Herein, the positive electrode active materials including the metal oxides in the form of a single particle and in the form of a secondary particle may have the same composition as or different compositions from each other. Specifically, both the positive electrode active materials including the metal oxides in the form of a single particle and in the form of a secondary particle may include nickel, cobalt, manganese, and doping elements.

For example, the positive electrode active material including the metal oxide in the form of a secondary particle may include nickel, cobalt, and manganese, and the content of nickel may be higher than the sum of the contents of cobalt and manganese in the entire metal oxide in the form of a secondary particle.

More specifically, the content of nickel in the metal oxide particles in the form of a secondary particle may be 0.8 mol or more based on 1 mol of nickel, cobalt, and manganese.
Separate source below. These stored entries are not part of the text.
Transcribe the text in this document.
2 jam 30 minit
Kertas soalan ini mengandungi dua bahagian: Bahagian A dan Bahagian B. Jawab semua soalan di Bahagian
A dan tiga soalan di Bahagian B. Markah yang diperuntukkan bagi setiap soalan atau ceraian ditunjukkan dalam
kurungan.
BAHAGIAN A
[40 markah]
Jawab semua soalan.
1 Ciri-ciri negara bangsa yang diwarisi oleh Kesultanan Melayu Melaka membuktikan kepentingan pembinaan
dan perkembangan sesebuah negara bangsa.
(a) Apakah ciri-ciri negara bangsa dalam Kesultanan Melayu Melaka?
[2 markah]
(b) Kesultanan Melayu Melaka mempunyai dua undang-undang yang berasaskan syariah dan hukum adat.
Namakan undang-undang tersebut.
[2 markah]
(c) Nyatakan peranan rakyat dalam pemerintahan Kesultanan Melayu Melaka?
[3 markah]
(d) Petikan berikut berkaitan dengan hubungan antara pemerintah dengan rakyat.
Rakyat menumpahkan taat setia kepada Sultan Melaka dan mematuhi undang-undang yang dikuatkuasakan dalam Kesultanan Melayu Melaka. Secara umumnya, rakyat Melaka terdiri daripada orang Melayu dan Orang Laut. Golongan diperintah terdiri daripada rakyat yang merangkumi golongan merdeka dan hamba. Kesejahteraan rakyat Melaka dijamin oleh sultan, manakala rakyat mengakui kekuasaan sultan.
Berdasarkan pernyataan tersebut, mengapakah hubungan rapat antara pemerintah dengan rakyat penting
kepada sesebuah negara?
More specifically, the content of nickel may be in a range of 0.8 to 0.99, 0.85 to 0.99, or 0.88 to 0.99.

The metal oxide in the form of a secondary particle may further include a doping element, and the doping element may include at least one of Al, Zr, Nb, Mo, W, Ti, Ce, Mg, B, P, V, Sr, and B.

The detailed description of the contents of the doping elements will be omitted, since they are the same as those of the positive electrode active material including the metal oxide in the form of a single particle described above.

In addition, in the present exemplary embodiment, the average particle diameter (D50) of the positive electrode active material including the metal oxide in the form of a secondary particle may be in a range of 10 μm to 20 μm or 12 μm to 17 μm. When the average particle diameter of the positive electrode active material including the metal oxide in the form of a secondary particle satisfies the range, large and small particles may be positioned in an appropriate distribution in the positive electrode active material in a bimodal form, and thus, the energy density of a lithium secondary battery may be improved.

Another exemplary embodiment of the present disclosure provides a positive electrode including the positive electrode active material according to an exemplary embodiment of the present disclosure described above, a negative electrode, and an electrolyte positioned between the positive electrode and the negative electrode.